Many online services such as MSN have strict rules about when PII should be collected from users, how it must be secured and under what conditions it can be shared with other entities. However many Internet users don't understand that they disclose PII when using online services. Not only is there explicit collection of PII such as when user's provide their name, address and credit card information to online stores but there is often implicit PII collected which even savvy users fail to consider. For example, most Web servers log IP addresses of incoming HTTP requests which can then be used to identify users in many cases. It's easy to forget that practically every website you visit stores your IP address somewhere on their servers as soon as you hit the site. Other examples aren't so obvious. There was a recent article on Boing Boing entitled Data Mining 101: Finding Subversives with Amazon Wishlists which showed how to obtain sensitive PII such as people's political beliefs from their wishlists on A few years ago I read a blog post entitled Pets Considered Harmful which showed how one could obtain sensitive PII such as someone's email password by obtaining the name of the person's pet from reading their blog since "What is the name of your cat?" was a question used by GMail to allow one to change their password.  

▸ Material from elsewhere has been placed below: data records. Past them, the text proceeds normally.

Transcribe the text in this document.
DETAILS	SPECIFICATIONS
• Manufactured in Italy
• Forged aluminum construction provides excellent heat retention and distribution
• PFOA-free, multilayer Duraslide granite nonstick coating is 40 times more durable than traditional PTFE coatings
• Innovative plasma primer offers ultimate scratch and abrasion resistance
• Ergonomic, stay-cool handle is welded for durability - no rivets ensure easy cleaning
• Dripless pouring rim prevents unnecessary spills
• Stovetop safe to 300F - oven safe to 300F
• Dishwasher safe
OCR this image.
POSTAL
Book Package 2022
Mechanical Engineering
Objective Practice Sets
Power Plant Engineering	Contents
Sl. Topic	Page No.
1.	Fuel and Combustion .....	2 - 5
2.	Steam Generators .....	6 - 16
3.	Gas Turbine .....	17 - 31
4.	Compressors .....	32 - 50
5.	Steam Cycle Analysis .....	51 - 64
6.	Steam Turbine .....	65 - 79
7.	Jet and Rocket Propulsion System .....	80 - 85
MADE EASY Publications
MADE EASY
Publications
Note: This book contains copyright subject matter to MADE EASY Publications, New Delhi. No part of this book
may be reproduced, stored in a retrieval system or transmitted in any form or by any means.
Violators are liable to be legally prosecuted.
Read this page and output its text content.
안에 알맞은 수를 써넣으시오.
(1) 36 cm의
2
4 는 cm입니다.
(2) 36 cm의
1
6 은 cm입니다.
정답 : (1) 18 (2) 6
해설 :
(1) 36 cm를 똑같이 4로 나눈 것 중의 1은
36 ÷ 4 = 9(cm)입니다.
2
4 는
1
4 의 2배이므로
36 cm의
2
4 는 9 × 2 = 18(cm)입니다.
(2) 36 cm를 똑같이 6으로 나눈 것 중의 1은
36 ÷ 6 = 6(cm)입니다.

The reason I bring this stuff up is that I've seen people like Robert Scoble's make comments about wanting "a button to click that shows everything that’s being collected from their experience". This really shows a lack of understanding about PII. Would such a button prevent users from revealing their political affiliations in their Amazon wishlists or giving would be email account hijackers the keys to their accounts by blogging about their pets? I doubt it.

The problem is that most people don't realize that they've revealed too much information about themselves until something bad happens. Unfortunately, by then it is usually too late to do anything about it. If are an Internet user,  you should be cognizant of the amount of PII you are giving away by using web applications like search engines, blogs, email, instant messaging, online stores and even social bookmarking services.

Be careful out there.


Thursday, January 26, 2006 11:39:58 PM (GMT Standard Time, UTC+00:00)
I get the 'be careful' message, of course we need to be aware of what PII we're leaving on the net as we browse. But does the fact that people are so ignorant of this excuse indefinite retention of PII and only vague 'privacy policies' that are unenforceable? Its hard enough getting unsubscribed from a mailing list, how can we know what PII companies are retaining and for how long? How can we be careful? there's no disclaimer notice prior to entering a site, and if there were it would have the same effect as the EULA splash screen when installing software.
As an article on Slate ( comments, we could browse the internet knowing that all our information /could/ appear in a major newspaper, but thats the exact opposite of what we (should) expect from the internet.
We can't rely on websites to play nice, and apparently US citizens can't rely on their president to do the same; what chance for us mere users?
I know that by default alot of PII is logged, what if we started making a stand and didn't? Or at least, when we do, explain somewhere publicly what we're tracking, why, and how long that information will be retained.